Чан Аньло смотрел на Алексея, когда тот аккуратно, по складкам, сложил исписанный мелким почерком лист тонкой папиросной бумаги и отдал его Лиде. Он увидел, с каким трудом ему удалось сдержать гнев в голосе.
— Ты побывала в тюрьме? Ты рисковала жизнью ради письма? — Алексей посмотрел на сестру, как на сумасшедшую.
— Нет, никакого риска не было.
Все трое знали, что она говорит неправду.
— Позволь напомнить тебе, — сухо произнес Алексей, — что Попков за это получил пулю.
— Но там же было совсем другое. Какой-то охранник узнал его, и во Льва стреляли за то, что он сопротивлялся, когда его хотели арестовать.
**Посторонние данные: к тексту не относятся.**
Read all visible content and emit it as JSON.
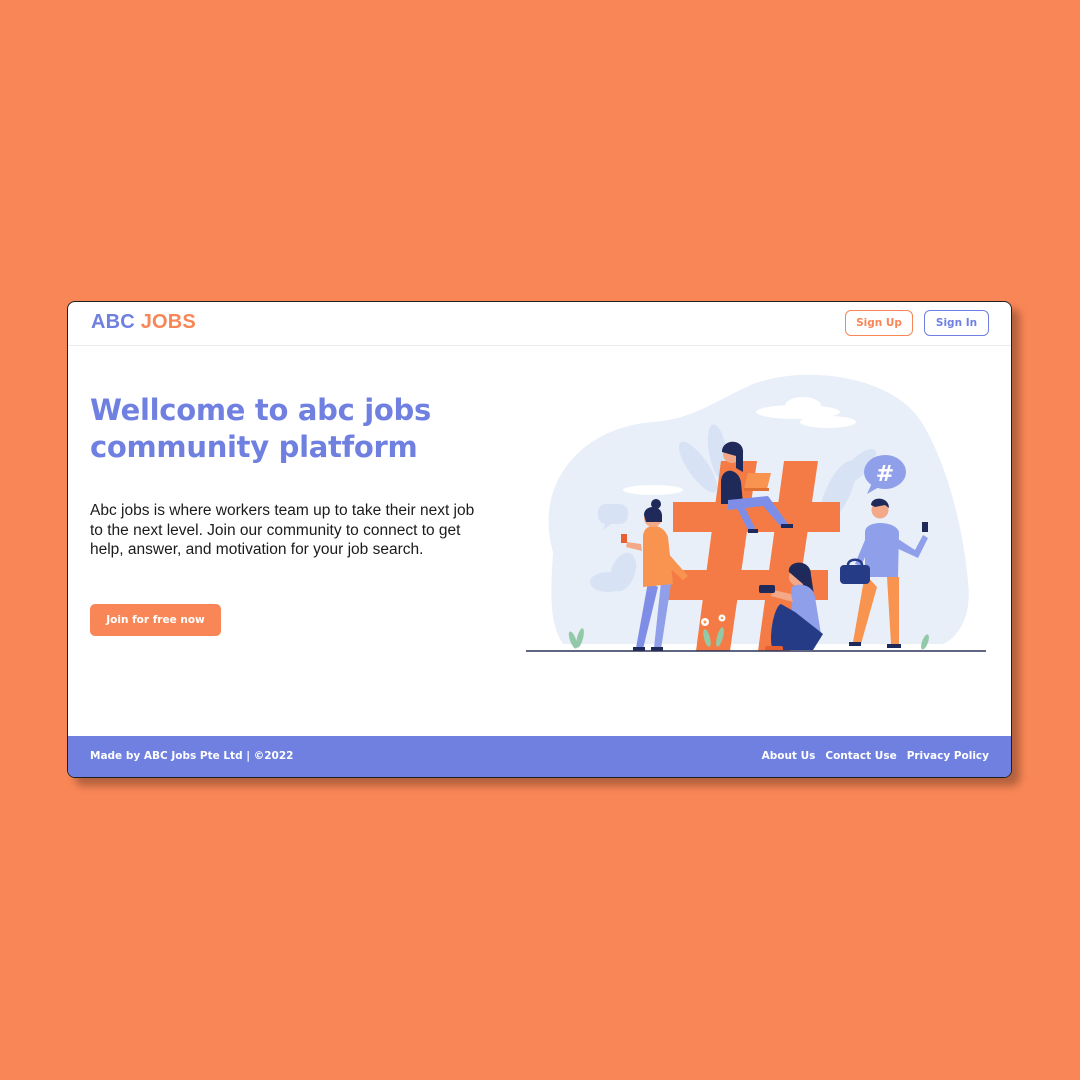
{
  "header": {
    "logo_part1": "ABC",
    "logo_part2": "JOBS",
    "signup_label": "Sign Up",
    "signin_label": "Sign In"
  },
  "hero": {
    "title_line1": "Wellcome to abc jobs",
    "title_line2": "community platform",
    "desc_line1": "Abc jobs is where workers team up to take their next job",
    "desc_line2": "to the next level. Join our community to connect to get",
    "desc_line3": "help, answer, and motivation for your job search.",
    "cta_label": "Join for free now",
    "illustration_icon": "hashtag-community-illustration",
    "speech_bubble_symbol": "#"
  },
  "footer": {
    "copyright": "Made by ABC Jobs Pte Ltd | ©2022",
    "links": [
      "About Us",
      "Contact Use",
      "Privacy Policy"
    ]
  },
  "colors": {
    "background": "#F98656",
    "accent_blue": "#6F80E0",
    "accent_orange": "#F98656"
  }
}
Для Чана было очевидно, что Алексей не мог решить, что его больше бесит — сестрино неповиновение или разочарование в отце. К тому же в письме о нем даже не упоминалось. Как будто внебрачные дети вообще не в счет. Но Алексея явно потрясло и ужаснуло то, что описал Йене Фриис. Намного сильнее, чем это потрясло Лиду. Для Чана признание в письме не имело значения, потому что он участвовал во всем этом не ради Йенса Фрииса, но сердце его рассердило то, что отец Лиды подвел ее. Он видел смятение в ее глазах.
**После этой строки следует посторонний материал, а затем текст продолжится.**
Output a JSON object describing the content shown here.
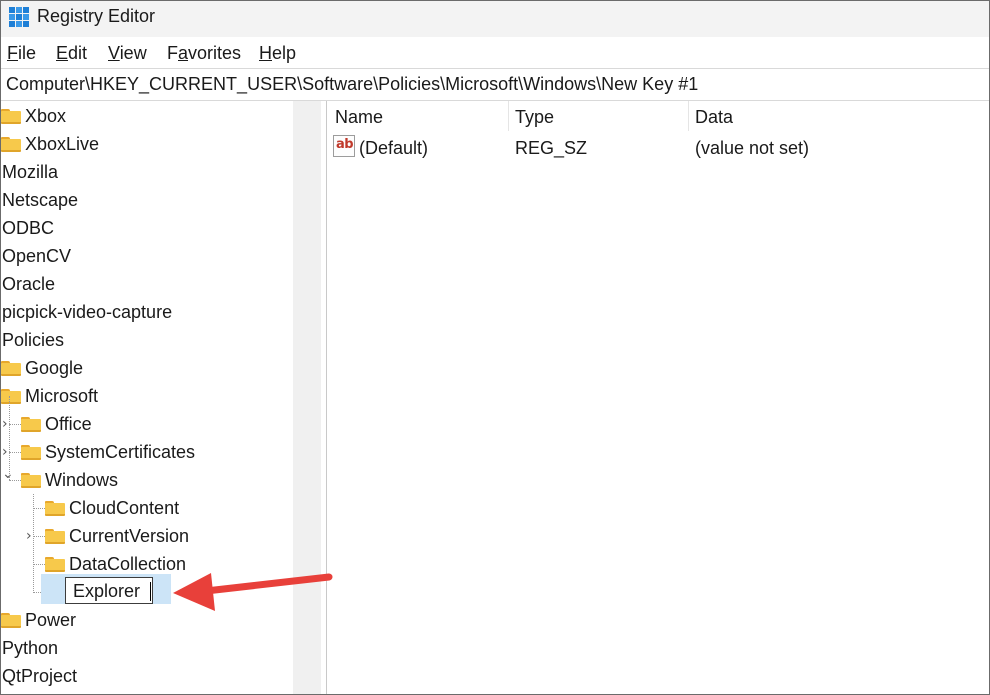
{
  "window": {
    "title": "Registry Editor"
  },
  "menu": [
    {
      "label": "File",
      "key": "F",
      "rest": "ile"
    },
    {
      "label": "Edit",
      "key": "E",
      "rest": "dit"
    },
    {
      "label": "View",
      "key": "V",
      "rest": "iew"
    },
    {
      "label": "Favorites",
      "key": "F",
      "pre": "",
      "rest": "avorites",
      "underline_index": 2
    },
    {
      "label": "Help",
      "key": "H",
      "rest": "elp"
    }
  ],
  "address": {
    "path": "Computer\\HKEY_CURRENT_USER\\Software\\Policies\\Microsoft\\Windows\\New Key #1"
  },
  "tree": {
    "items": [
      {
        "label": "Xbox",
        "folder": true
      },
      {
        "label": "XboxLive",
        "folder": true
      },
      {
        "label": "Mozilla",
        "folder": false
      },
      {
        "label": "Netscape",
        "folder": false
      },
      {
        "label": "ODBC",
        "folder": false
      },
      {
        "label": "OpenCV",
        "folder": false
      },
      {
        "label": "Oracle",
        "folder": false
      },
      {
        "label": "picpick-video-capture",
        "folder": false
      },
      {
        "label": "Policies",
        "folder": false
      },
      {
        "label": "Google",
        "folder": true
      },
      {
        "label": "Microsoft",
        "folder": true
      },
      {
        "label": "Office",
        "folder": true,
        "expander": "collapsed"
      },
      {
        "label": "SystemCertificates",
        "folder": true,
        "expander": "collapsed"
      },
      {
        "label": "Windows",
        "folder": true,
        "expander": "expanded"
      },
      {
        "label": "CloudContent",
        "folder": true
      },
      {
        "label": "CurrentVersion",
        "folder": true,
        "expander": "collapsed"
      },
      {
        "label": "DataCollection",
        "folder": true
      },
      {
        "label": "",
        "folder": true
      },
      {
        "label": "Power",
        "folder": true
      },
      {
        "label": "Python",
        "folder": false
      },
      {
        "label": "QtProject",
        "folder": false
      }
    ],
    "rename_value": "Explorer"
  },
  "list": {
    "columns": [
      "Name",
      "Type",
      "Data"
    ],
    "rows": [
      {
        "name": "(Default)",
        "type": "REG_SZ",
        "data": "(value not set)",
        "icon": "string-value-icon"
      }
    ]
  },
  "colors": {
    "arrow": "#e8403a",
    "selection": "#cce4f7",
    "folder": "#f7c94b"
  }
}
— Итак? — спокойным голосом произнес Чан. — Мы отказываемся от плана?
Четыре пары глаз обернулись к нему. Во всех, кроме одной, читалась враждебность.
— Нет.
— Да. — Да.
— Нет.
Первое и самое громкое «нет» было произнесено Лидой. Последнее — Алексеем. Между двумя «нет» произнесли свое решение Максим и Игорь. Встреча происходила в квартире русского вора, и Чану не нравилось ни это место, ни его хозяин, но на лице китайца ничего не отражалось. Он находился здесь, потому что сам попросил об этом, и не обиделся, когда жирный человек с пятнистой кожей сказал: «Никаких китаез мне тут не надо. И девчонки тоже». Чан молча наблюдал за тем, как твердело лицо этого фаньцуй — так расплавленное железо твердеет в воде. И это было хорошим знаком. Для осуществления такого рискованного предприятия, как то, что задумали они, нужно, чтобы в центре находилось железное сердце.
— Им не понравится, если ты придешь, — предупредила его Лида.
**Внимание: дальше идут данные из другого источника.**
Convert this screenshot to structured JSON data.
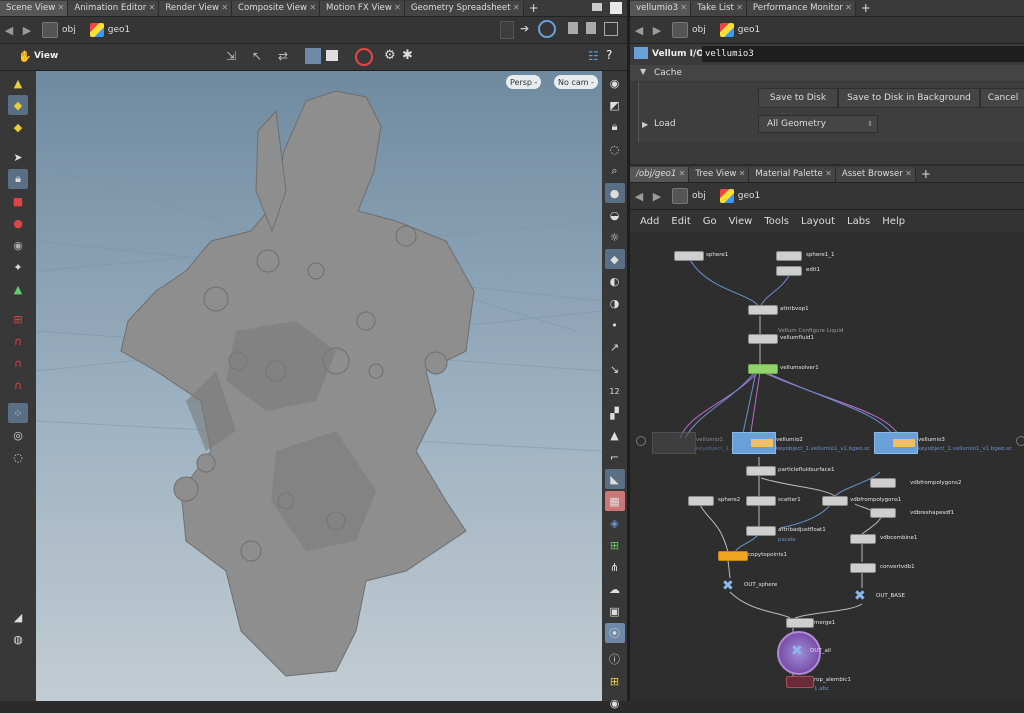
{
  "left_tabs": [
    "Scene View",
    "Animation Editor",
    "Render View",
    "Composite View",
    "Motion FX View",
    "Geometry Spreadsheet"
  ],
  "left_path": {
    "root": "obj",
    "node": "geo1"
  },
  "viewport": {
    "label": "View",
    "persp": "Persp -",
    "cam": "No cam -"
  },
  "right_top_tabs": [
    "vellumio3",
    "Take List",
    "Performance Monitor"
  ],
  "right_top_path": {
    "root": "obj",
    "node": "geo1"
  },
  "params": {
    "node_type": "Vellum I/O",
    "node_name": "vellumio3",
    "cache_label": "Cache",
    "save_disk": "Save to Disk",
    "save_background": "Save to Disk in Background",
    "cancel": "Cancel",
    "load_label": "Load",
    "load_value": "All Geometry"
  },
  "net_tabs": [
    "/obj/geo1",
    "Tree View",
    "Material Palette",
    "Asset Browser"
  ],
  "net_path": {
    "root": "obj",
    "node": "geo1"
  },
  "net_menu": [
    "Add",
    "Edit",
    "Go",
    "View",
    "Tools",
    "Layout",
    "Labs",
    "Help"
  ],
  "nodes": {
    "sphere1": "sphere1",
    "sphere1_1": "sphere1_1",
    "edit1": "edit1",
    "attribvop1": "attribvop1",
    "vellumfluid_comment": "Vellum Configure Liquid",
    "vellumfluid1": "vellumfluid1",
    "vellumsolver1": "vellumsolver1",
    "vellumio_left": "vellumio1",
    "vellumio_left_file": "keyobject_1.vellumio1...",
    "vellumio2": "vellumio2",
    "vellumio2_file": "keyobject_1.vellumio1_v1.bgeo.sc",
    "vellumio3": "vellumio3",
    "vellumio3_file": "keyobject_1.vellumio1_v1.bgeo.sc",
    "particlefluidsurface1": "particlefluidsurface1",
    "vdbfrompolygons2": "vdbfrompolygons2",
    "sphere2": "sphere2",
    "scatter1": "scatter1",
    "vdbfrompolygons1": "vdbfrompolygons1",
    "vdbreshapesdf1": "vdbreshapesdf1",
    "attribadjustfloat1": "attribadjustfloat1",
    "attribadjustfloat1_sub": "pscale",
    "vdbcombine1": "vdbcombine1",
    "copytopoints1": "copytopoints1",
    "convertvdb1": "convertvdb1",
    "out_sphere": "OUT_sphere",
    "out_base": "OUT_BASE",
    "merge1": "merge1",
    "out_all": "OUT_all",
    "rop_alembic1": "rop_alembic1",
    "rop_alembic1_sub": "1.abc"
  },
  "colors": {
    "viewport_top": "#6f8aa0",
    "viewport_bottom": "#c3ccd2",
    "network_bg": "#2e2e2e",
    "solver_green": "#8fd36a",
    "copy_orange": "#f0a420",
    "out_purple": "#7a4fa8"
  }
}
— Я здесь не для того, чтобы нравиться.
Она засмеялась, но в ее смехе не было жизни, и это опечалило его. Теперь, увидев их лица и заметив напряжение в их шеях и руках, он понял, что Алексей добьется своего. Его слово будет последним. Жирный человек со щеками, как тесто, не откажет брату Лиды.
Вощинский ударил кулаком по широкому колену.
— Ну все, хватит, — недобро усмехнулся он, агрессивно выдвинув челюсть. — Давайте поговорим насчет завтра.